Следуя за Вилей, которого заметно качало, сержанты попали на замусоренную кухню и уселись на скрипучих, норовящих рассыпаться табуретах у заставленного грязной посудой стола. В незанавешенное окно заглядывала ночь.
Виля бесцельно подвигал на столе пустые стаканы, заглядывая в них со слабой надеждой, погремел стеклотарой в углу за ободранным холодильником и, буркнув: "Я щас", удалился из кухни, для верности придерживаясь :за стену. Вскоре стало
слышно, как он ломится к старухе, требуя выпивку. Старуха что-то невнятно и не слишком ласково скрипела в ответ сквозь запертую дверь.
- Он что, ее сын? - негромко спросил Губин, кивая в сторону прихожей, откуда доносились глухие удары кулаком по двери и матерная перебранка.
- Какой, на хрен, сын, - отмахнулся Ковалев. - Сосед он ей, коммуналка здесь, понял? Компания блатных и нищих.
- Повезло старухе, - сочувственно вздохнул Губин. - Как же она с ним живет, с алконавтом этим?

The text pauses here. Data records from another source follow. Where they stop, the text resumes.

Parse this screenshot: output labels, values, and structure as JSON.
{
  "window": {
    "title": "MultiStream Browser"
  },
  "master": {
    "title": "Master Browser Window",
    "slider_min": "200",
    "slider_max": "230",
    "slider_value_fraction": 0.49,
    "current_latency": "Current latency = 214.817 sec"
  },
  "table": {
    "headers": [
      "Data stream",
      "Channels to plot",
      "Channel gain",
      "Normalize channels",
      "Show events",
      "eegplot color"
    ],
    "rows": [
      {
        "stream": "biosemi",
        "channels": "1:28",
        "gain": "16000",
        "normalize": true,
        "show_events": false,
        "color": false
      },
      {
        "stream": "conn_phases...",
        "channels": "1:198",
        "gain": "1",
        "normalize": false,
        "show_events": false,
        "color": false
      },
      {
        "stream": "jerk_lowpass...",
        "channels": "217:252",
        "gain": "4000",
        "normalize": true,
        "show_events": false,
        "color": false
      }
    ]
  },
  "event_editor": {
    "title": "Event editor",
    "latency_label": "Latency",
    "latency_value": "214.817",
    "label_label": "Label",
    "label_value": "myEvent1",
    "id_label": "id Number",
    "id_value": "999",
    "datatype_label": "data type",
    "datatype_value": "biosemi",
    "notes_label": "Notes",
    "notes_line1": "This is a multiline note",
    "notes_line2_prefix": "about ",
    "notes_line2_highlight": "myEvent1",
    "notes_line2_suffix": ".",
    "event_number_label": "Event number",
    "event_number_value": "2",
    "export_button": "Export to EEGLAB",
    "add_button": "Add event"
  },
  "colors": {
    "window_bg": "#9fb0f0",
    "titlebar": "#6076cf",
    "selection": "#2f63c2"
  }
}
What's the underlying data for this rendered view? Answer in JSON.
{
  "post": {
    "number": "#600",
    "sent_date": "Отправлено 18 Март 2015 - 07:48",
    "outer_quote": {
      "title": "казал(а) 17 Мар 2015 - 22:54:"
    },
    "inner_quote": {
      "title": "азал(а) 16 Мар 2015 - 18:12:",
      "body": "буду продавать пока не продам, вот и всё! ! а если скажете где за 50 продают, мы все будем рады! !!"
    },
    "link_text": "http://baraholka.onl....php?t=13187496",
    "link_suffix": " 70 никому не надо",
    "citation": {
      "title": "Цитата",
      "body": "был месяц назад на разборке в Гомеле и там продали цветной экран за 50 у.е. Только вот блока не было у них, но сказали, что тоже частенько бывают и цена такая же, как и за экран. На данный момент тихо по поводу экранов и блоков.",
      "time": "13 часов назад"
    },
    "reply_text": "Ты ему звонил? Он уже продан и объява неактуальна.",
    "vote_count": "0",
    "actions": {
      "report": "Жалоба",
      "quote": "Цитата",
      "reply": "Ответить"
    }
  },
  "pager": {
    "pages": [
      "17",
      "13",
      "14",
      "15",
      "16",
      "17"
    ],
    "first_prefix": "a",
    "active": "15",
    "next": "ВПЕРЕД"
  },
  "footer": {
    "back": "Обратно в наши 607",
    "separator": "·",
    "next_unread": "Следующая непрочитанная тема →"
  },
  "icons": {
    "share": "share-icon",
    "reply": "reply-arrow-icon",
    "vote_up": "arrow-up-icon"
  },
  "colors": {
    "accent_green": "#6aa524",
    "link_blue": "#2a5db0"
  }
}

- Это еще вопрос, кому больше повезло, - ухмыльнулся Ковалев. - Максимовна, чтоб ты знал, три срока отмотала от звонка до звонка. И не маленьких, заметь. Первейшая в свое время б...ь-наводчица была, по всей Москве о ней слава ходила. Она и сейчас еще - ого-го!.. Сама, конечно, уже не работает, стара стала, вывеска не та. Думаешь, зря наш Виля двери на ночь запирает? Ведь пьяный же, как зонтик, а граница на замке. Ты бы слышал, как они тут отношения выясняют - кто у кого чего попятил. Чистый цирк, никакого телевизора не надо.

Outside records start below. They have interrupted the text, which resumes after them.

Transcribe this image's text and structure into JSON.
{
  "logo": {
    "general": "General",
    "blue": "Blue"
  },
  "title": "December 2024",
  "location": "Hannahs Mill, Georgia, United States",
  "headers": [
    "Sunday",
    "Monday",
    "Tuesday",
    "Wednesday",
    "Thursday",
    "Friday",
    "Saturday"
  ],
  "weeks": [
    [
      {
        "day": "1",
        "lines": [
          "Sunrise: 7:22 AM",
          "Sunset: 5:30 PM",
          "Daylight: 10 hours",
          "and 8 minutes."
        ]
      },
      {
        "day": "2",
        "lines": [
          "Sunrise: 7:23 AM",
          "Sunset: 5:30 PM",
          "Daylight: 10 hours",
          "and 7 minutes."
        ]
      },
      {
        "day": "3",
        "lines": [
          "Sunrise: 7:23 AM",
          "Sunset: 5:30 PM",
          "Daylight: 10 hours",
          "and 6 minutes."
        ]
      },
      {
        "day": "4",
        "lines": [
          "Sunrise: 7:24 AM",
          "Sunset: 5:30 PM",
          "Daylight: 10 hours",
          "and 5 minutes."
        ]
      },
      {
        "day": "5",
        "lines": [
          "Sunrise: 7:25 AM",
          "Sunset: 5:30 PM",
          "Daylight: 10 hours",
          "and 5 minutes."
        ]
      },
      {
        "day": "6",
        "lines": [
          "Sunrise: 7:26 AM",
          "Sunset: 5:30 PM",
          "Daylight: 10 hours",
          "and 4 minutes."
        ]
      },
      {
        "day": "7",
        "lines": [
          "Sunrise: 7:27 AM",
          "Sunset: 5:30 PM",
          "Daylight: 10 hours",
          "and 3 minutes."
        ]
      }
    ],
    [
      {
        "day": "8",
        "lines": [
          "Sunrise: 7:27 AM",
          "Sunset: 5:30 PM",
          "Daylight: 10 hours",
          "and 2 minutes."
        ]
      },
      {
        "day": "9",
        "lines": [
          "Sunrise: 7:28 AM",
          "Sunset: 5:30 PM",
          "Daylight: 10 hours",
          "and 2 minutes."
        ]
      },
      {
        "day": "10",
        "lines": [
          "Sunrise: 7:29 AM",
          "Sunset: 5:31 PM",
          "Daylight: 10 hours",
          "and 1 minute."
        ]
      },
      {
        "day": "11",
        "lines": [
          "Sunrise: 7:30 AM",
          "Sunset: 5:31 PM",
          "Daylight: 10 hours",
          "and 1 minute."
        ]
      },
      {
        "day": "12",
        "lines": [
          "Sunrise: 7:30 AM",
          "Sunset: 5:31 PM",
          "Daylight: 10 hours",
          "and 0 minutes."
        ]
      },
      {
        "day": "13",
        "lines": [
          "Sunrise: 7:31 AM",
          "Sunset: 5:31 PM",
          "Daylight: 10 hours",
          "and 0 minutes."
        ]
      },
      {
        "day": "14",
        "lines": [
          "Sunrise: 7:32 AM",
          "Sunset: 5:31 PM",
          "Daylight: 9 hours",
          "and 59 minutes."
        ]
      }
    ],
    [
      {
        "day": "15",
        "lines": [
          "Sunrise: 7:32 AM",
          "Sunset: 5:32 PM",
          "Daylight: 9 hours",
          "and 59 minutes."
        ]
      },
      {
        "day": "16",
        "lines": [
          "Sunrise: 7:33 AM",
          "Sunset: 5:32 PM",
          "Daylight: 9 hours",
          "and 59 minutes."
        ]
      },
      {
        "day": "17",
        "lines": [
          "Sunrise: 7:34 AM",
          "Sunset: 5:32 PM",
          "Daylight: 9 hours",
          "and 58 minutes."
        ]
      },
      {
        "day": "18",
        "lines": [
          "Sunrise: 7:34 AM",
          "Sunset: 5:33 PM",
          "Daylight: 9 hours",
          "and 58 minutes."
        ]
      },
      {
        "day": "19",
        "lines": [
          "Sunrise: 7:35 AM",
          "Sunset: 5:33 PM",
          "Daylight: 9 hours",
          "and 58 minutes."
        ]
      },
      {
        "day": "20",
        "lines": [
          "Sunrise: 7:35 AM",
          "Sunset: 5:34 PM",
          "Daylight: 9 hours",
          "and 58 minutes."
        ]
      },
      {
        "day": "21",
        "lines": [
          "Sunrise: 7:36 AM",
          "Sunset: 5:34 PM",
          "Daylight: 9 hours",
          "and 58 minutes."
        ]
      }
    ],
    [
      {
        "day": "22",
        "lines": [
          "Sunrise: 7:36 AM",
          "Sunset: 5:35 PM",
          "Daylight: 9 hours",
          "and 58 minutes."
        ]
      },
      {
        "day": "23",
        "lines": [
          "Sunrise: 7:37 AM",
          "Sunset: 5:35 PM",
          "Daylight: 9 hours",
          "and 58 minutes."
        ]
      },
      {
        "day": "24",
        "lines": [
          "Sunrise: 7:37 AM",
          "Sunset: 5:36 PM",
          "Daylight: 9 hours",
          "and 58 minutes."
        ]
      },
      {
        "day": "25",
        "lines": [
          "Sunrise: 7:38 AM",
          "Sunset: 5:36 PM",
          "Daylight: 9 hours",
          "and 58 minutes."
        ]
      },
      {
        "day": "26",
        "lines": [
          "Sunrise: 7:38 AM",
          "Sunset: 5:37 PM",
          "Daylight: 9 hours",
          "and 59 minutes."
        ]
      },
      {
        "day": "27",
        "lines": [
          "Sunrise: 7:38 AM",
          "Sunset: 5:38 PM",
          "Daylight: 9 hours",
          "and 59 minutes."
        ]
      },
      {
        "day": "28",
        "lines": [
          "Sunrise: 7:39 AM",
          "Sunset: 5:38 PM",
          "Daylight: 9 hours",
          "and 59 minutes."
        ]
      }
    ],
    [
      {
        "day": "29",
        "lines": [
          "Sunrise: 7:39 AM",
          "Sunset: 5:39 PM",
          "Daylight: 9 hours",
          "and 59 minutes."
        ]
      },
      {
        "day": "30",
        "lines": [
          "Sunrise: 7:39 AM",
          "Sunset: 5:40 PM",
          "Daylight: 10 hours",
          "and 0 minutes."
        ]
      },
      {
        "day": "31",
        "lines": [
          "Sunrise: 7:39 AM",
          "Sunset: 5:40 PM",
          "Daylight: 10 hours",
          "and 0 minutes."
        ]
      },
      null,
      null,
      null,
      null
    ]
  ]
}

- Да я слышу, - кивнул Губин в сторону прихожей.
- Это? Это у них самая что ни на есть мирная беседа, все равно как мы с тобой о погоде разговариваем.

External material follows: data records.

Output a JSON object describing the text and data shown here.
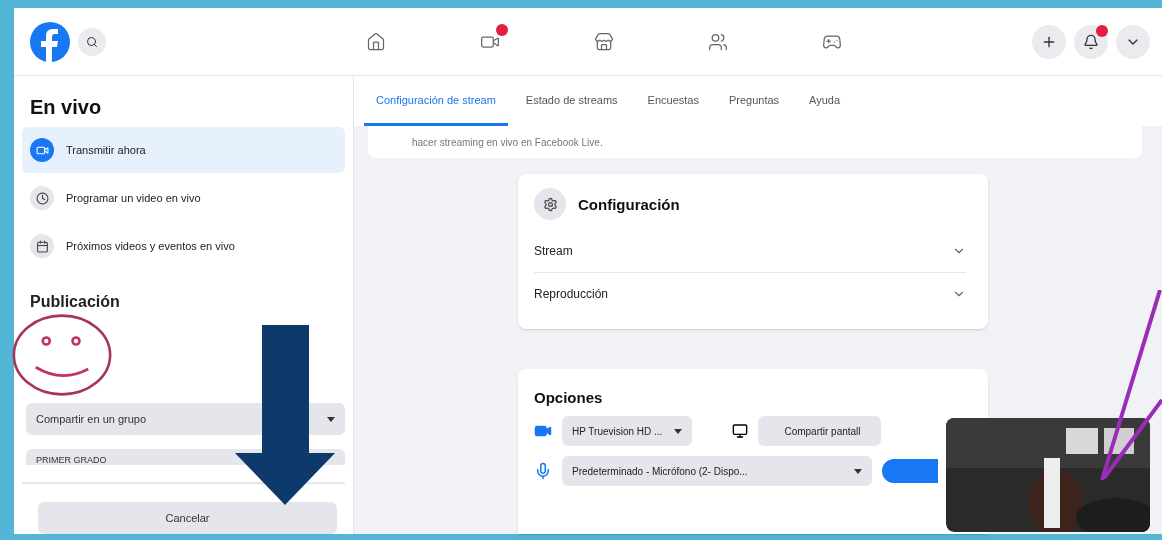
{
  "header": {
    "nav": [
      {
        "badge": false
      },
      {
        "badge": true
      },
      {
        "badge": false
      },
      {
        "badge": false
      },
      {
        "badge": false
      }
    ],
    "actions": [
      {
        "badge": false
      },
      {
        "badge": true
      },
      {
        "badge": false
      }
    ]
  },
  "sidebar": {
    "title": "En vivo",
    "items": [
      {
        "label": "Transmitir ahora",
        "selected": true
      },
      {
        "label": "Programar un video en vivo",
        "selected": false
      },
      {
        "label": "Próximos videos y eventos en vivo",
        "selected": false
      }
    ],
    "section": "Publicación",
    "selects": [
      "Compartir en un grupo",
      "PRIMER GRADO"
    ],
    "cancel": "Cancelar"
  },
  "tabs": [
    {
      "label": "Configuración de stream",
      "selected": true
    },
    {
      "label": "Estado de streams",
      "selected": false
    },
    {
      "label": "Encuestas",
      "selected": false
    },
    {
      "label": "Preguntas",
      "selected": false
    },
    {
      "label": "Ayuda",
      "selected": false
    }
  ],
  "intro": "hacer streaming en vivo en Facebook Live.",
  "settings": {
    "title": "Configuración",
    "rows": [
      {
        "label": "Stream",
        "expanded": false
      },
      {
        "label": "Reproducción",
        "expanded": false
      }
    ]
  },
  "options": {
    "title": "Opciones",
    "camera": "HP Truevision HD ...",
    "share": "Compartir pantall",
    "mic": "Predeterminado - Micrófono (2- Dispo..."
  }
}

- Ну да? - поразился Губин. - Во дают, блин. А Виля - это что, кличка такая?
- Не, - покрутил головой Ковалев. - Это ему мама с папой так удружили. Он у нас Вильгельм Афанасьевич, не хрен собачий. С таким имечком любая кликуха за счастье покажется.
Впечатленный обилием новой информации Губин хотел еще о чем-то спросить, но тут в кухне, по-прежнему качаясь, возник Вильгельм Афанасьевич. В трясущейся руке он судорожно сжимал полулитровую банку, закрытую пожелтевшей полиэтиленовой крышкой, в чертах его помятого лица сквозила целеустремленность.
- Отвоевал, - сообщил он, плюхаясь на свободный табурет. - Сейчас голову поправлю, тогда поговорим. А то я никак понять не могу - не то ты с напарником, не то у меня в глазах двоится.
Он пошарил глазами по столу, ища, во что бы налить, не нашел и, сорвав крышку зубами, сделал богатырский глоток прямо из банки. Его перекосило, он содрогнулся всем телом и зашелся в надсадном кашле, щедро расплескивая самогон из открытой банки.